Marcela Aroeira: Essa frase é muito comum, já ouvi diversas vezes! Entretanto é importante pensar que quando esse questionamento aparece, ele está sendo formulado a partir de uma perspectiva monogâmica e romântica, aonde depositamos muita energia e dedicação a um único relacionamento.

Quando falamos de não monogamia (principalmente numa perspectiva mais política), estamos propondo uma descentralização desse foco. Estamos propondo redes de afeto com atenções mais distribuídas, até para os projectos pessoais, que na monogamia às vezes são deixados um pouco de lado em prol de uma relação com uma outra pessoa.

Nós mulheres tendemos a fazer isso muito! Nos deixamos no canto pelo outro, que se torna o centro das nossas vidas (outra ideia do amor romântico que introjetamos e fazemos sem perceber!).
Quando conseguimos distribuir nossa atenção, as relações tendem a ficar mais leves, sem cobranças demasiadas, sem expectativas em uma única pessoa. Conseguimos construir vínculos em rede, assim como fazemos com os nossos amigos.

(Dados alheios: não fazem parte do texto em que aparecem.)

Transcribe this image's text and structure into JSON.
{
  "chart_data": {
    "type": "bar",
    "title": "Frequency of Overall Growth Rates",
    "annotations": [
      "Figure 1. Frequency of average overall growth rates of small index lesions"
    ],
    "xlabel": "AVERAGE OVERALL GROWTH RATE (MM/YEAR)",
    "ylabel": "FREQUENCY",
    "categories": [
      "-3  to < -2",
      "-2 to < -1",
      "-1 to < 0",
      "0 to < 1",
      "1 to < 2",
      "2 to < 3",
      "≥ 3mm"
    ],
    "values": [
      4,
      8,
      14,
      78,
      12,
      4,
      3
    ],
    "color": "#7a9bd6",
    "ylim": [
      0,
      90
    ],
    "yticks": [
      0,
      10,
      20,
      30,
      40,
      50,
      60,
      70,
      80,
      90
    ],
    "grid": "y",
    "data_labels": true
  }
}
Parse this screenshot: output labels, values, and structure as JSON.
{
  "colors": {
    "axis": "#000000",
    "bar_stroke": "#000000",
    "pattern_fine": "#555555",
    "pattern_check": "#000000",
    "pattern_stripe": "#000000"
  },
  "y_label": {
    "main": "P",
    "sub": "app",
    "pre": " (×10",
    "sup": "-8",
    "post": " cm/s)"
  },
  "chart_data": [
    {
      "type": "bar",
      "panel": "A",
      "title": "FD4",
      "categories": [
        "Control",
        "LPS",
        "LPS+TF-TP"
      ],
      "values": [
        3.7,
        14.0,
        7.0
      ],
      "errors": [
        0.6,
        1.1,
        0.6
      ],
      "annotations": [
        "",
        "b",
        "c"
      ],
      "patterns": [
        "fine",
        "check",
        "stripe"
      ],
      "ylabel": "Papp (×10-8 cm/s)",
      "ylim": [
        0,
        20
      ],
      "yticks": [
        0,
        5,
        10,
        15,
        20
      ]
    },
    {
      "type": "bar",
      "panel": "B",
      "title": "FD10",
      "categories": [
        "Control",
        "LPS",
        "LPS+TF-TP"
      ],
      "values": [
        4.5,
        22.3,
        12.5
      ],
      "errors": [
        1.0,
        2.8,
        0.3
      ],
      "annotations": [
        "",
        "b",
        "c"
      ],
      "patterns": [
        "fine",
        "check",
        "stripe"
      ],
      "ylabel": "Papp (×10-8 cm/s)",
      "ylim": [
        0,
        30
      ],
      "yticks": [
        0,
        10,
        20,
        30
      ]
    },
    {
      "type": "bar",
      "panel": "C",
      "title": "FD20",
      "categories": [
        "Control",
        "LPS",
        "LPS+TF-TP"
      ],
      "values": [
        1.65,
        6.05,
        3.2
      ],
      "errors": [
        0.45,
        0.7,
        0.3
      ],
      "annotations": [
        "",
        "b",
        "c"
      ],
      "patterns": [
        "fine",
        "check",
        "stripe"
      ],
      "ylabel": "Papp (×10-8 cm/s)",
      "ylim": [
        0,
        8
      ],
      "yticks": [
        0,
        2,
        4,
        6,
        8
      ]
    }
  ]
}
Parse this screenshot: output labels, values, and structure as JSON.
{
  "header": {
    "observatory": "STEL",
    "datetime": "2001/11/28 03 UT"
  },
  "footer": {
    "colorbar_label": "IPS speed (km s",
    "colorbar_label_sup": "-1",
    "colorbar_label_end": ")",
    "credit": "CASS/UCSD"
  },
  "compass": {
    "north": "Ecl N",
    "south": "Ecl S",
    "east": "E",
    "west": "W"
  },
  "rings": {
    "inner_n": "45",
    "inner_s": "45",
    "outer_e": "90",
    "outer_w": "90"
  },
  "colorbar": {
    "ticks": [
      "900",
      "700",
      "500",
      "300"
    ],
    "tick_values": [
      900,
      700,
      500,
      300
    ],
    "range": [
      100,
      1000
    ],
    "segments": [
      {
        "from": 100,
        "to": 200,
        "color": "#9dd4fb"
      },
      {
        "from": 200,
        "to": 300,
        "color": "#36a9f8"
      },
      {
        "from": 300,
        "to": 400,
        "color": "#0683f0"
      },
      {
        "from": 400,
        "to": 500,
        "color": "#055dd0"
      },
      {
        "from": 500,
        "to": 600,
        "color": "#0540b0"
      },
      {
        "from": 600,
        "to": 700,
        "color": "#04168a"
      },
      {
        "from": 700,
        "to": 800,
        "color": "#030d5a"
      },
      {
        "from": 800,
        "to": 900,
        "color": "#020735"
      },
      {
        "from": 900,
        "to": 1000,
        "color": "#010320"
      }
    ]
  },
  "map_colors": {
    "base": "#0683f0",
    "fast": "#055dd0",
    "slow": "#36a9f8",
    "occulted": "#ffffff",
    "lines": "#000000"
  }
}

Aliás, deixo aqui essa questão: porque uma relação afetiva com componente sexual torna-se tão diferente das relações de amizade? Porque conseguimos ter várias relações de amizade e apenas uma afetivo/sexual?

Ah e preciso dizer também que nas relações não monogámicas existe a possibilidade de se ter mais de uma relação íntima e pessoal, mas não é de todo uma obrigação. Se o desejo for de se dedicar mais tempo de vida ao trabalho por exemplo, que assim seja! A diferença é que não tem uma terceira pessoa dizendo o que você pode ou não pode. É você quem decide!

MulheresEmViagem.pt: Um dos princípios das relações monogámicas – que nos é dito desde sempre – é que vamos encontrar O ou A tal… o grande amor da nossa vida. As relações não monogámicas mostram o contrário?

Marcela Aroeira: Sim, porque temos vários amores ao longo de nossas vidas. Essa ideia de que só existe um único grande amor, mais uma vez, herdamos do mito do amor romântico. Com quantas pessoas podemos ter trocas incríveis nas nossas vidas? E de diversas formas possíveis?
O que é ser o grande amor de alguém? Que pré-requisitos essa pessoa precisa preencher para estar à altura de levar esse título?

As pessoas nos encantam de formas diferentes. Cada uma delas pode acrescentar vida a um pedacinho de personalidade. Somos muito complexas para que uma única pessoa dê conta de tudo. E é tão libertador pensar que não precisamos dar conta de tudo o que tem a ver com uma única pessoa! Olha quanto peso nós deixamos de carregar quando mudamos a nossa forma de perceber as relações?
Em rede podemos nos apoiar mutuamente, podemos oferecer o que estamos dispostas a oferecer a cada pessoa e o contrário também. Quando uma pessoa não está lá, outra pode oferecer suporte e amor, temos abundância e não mais a escassez de podermos contar com uma única pessoa.